On 18 May, 1996 having previously terminated all his business dealings with Sudan, Bin Laden, his family, and 20 al-Qa’ida body guards bordered a chartered plane and quietly disappeared from Khartoum. Bin Laden complaining all the while he had lost in excess of $160 million and that the Sudan government was little more than a mixture of religion and organized crime.
For their part Rice and Clarke argued that Sudan’s NIF government could not be trusted—that there was no way to ensure Sudan would carry out their part of the bargain.
In retrospect these arguments ring hollow.
"Bin Laden, his family, and 20 al-Qa’ida body guards bordered a chartered plane and quietly disappeared from Khartoum.”
In fact, Sudan’s first move, after disclosing the names of the Mubarak gunmen, was to surreptitiously contact French security officials and offer to them another international terrorist residing in Khartoum, Illich Ramirez Sanchez (Carlos the Jackal). The French immediately took the Sudanese up on their offer and took the Venezuelan born Popular Front for the Liberation of Palestine member into custody.
The arrest of Carlos the Jackal was publicly known and widely reported in the world press. So why did Rice and Clarke really turn their backs on the Sudanese, who had already proven their trustworthiness with the French, and allow Bin Laden to continue his career of building al-Qa’ida and promoting terrorism?
We don’t know.
What is known is that Rice, as a government official, has an extremely checkered career, especially as regards Africa.
Early on her career during and following the Rwanda holocaust she offered implausible denial to what we now know was US complicity with the Rwandan Patriotic Front’s role in the mass killings. Years later, against Pentagon advice, she attaboy’d President Clinton into bombing, with 13 cruise missiles, the Al-Shifa pharmaceutical plant in Khartoum because she and others, mistakenly it turns out, thought chemicals weapons were being assembled there.
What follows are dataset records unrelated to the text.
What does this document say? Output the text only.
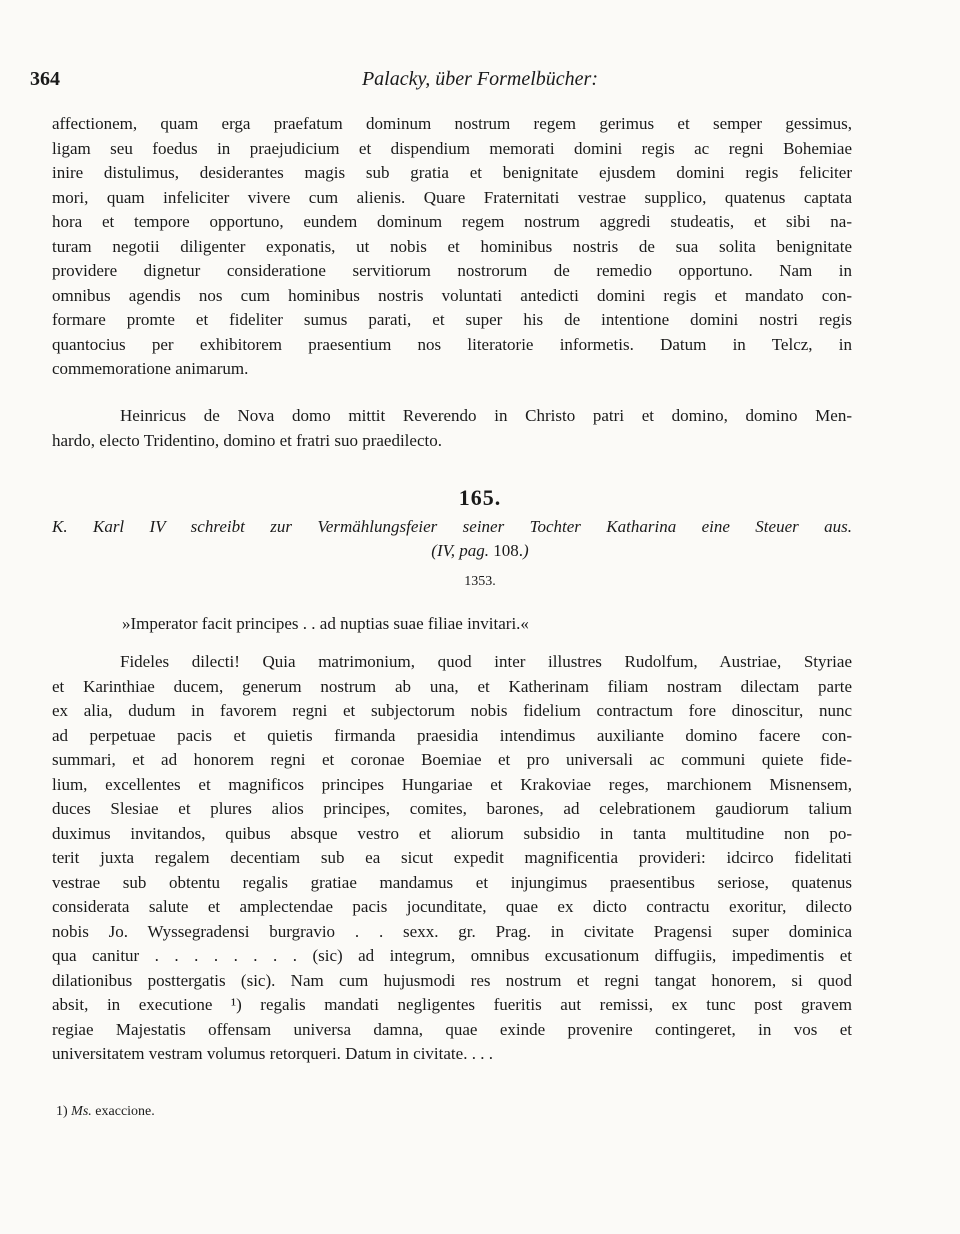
364	Palacky, über Formelbücher:
affectionem, quam erga praefatum dominum nostrum regem gerimus et semper gessimus,
ligam seu foedus in praejudicium et dispendium memorati domini regis ac regni Bohemiae
inire distulimus, desiderantes magis sub gratia et benignitate ejusdem domini regis feliciter
mori, quam infeliciter vivere cum alienis. Quare Fraternitati vestrae supplico, quatenus captata
hora et tempore opportuno, eundem dominum regem nostrum aggredi studeatis, et sibi na-
turam negotii diligenter exponatis, ut nobis et hominibus nostris de sua solita benignitate
providere dignetur consideratione servitiorum nostrorum de remedio opportuno. Nam in
omnibus agendis nos cum hominibus nostris voluntati antedicti domini regis et mandato con-
formare promte et fideliter sumus parati, et super his de intentione domini nostri regis
quantocius per exhibitorem praesentium nos literatorie informetis. Datum in Telcz, in
commemoratione animarum.
Heinricus de Nova domo mittit Reverendo in Christo patri et domino, domino Men-
hardo, electo Tridentino, domino et fratri suo praedilecto.
165.
K. Karl IV schreibt zur Vermählungsfeier seiner Tochter Katharina eine Steuer aus.
(IV, pag. 108.)
1353.
»Imperator facit principes . . ad nuptias suae filiae invitari.«
Fideles dilecti! Quia matrimonium, quod inter illustres Rudolfum, Austriae, Styriae
et Karinthiae ducem, generum nostrum ab una, et Katherinam filiam nostram dilectam parte
ex alia, dudum in favorem regni et subjectorum nobis fidelium contractum fore dinoscitur, nunc
ad perpetuae pacis et quietis firmanda praesidia intendimus auxiliante domino facere con-
summari, et ad honorem regni et coronae Boemiae et pro universali ac communi quiete fide-
lium, excellentes et magnificos principes Hungariae et Krakoviae reges, marchionem Misnensem,
duces Slesiae et plures alios principes, comites, barones, ad celebrationem gaudiorum talium
duximus invitandos, quibus absque vestro et aliorum subsidio in tanta multitudine non po-
terit juxta regalem decentiam sub ea sicut expedit magnificentia provideri: idcirco fidelitati
vestrae sub obtentu regalis gratiae mandamus et injungimus praesentibus seriose, quatenus
considerata salute et amplectendae pacis jocunditate, quae ex dicto contractu exoritur, dilecto
nobis Jo. Wyssegradensi burgravio . . sexx. gr. Prag. in civitate Pragensi super dominica
qua canitur . . . . . . . . (sic) ad integrum, omnibus excusationum diffugiis, impedimentis et
dilationibus posttergatis (sic). Nam cum hujusmodi res nostrum et regni tangat honorem, si quod
absit, in executione ¹) regalis mandati negligentes fueritis aut remissi, ex tunc post gravem
regiae Majestatis offensam universa damna, quae exinde provenire contingeret, in vos et
universitatem vestram volumus retorqueri. Datum in civitate. . . .
1) Ms. exaccione.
(Later the US quietly paid the plant owner, a Sudanese resident of Chicago, substantial reparations. Independent observers estimated thousands of Sudanese died for lack of drugs previously provided by the plant.)
"To this day she espouses polices in the eastern Congo that obscures US support for those that endorse, supply, and encourage the M23 genocidal actions there.”
Later still she instigated a letter printed in the New York Times this time urging the Bush Administration to bomb Khartoum again, this time because of the Darfur crisis, a crisis that now seems to have evaporated into thin air. The list of her questionable actions goes on and on.
This not to say Rice is a force unto herself within America’s foreign policy establishment. She is simply an aggressive personality that forcefully pursues the broad policy objectives rapacious globalization shared by the Republican and Democratic parties; foreign policy objectives within which there are almost no differences. That is why to this day she espouses polices in the eastern Congo that obscures US support for those that endorse, supply, and encourage the M23 genocidal actions there—the same forces that promoted the Rwandan genocide.
During the federal investigations into the 9-1-1 World Trade Center bombings Richard Clarke apologized to the families of the victims saying he had failed them in his unsuccessful efforts to get the government to pay attention to the known threats posed by al-Qa’da. Of course he made no mention his role in allowing Osama bin Laden to run amok in the first place.
On the other hand Susan Rice has never apologized for anything. And why should she when all she is subjected to is false accusations about meaningless statements made on Sunday news broadcasts.
If anyone ever gets around to asking Rice some serious questions recent history would have to be rewritten and likely many would ask, "Do we really want her anywhere near decision-making controls regarding US foreign policy?”
Likely many Africans would hope not.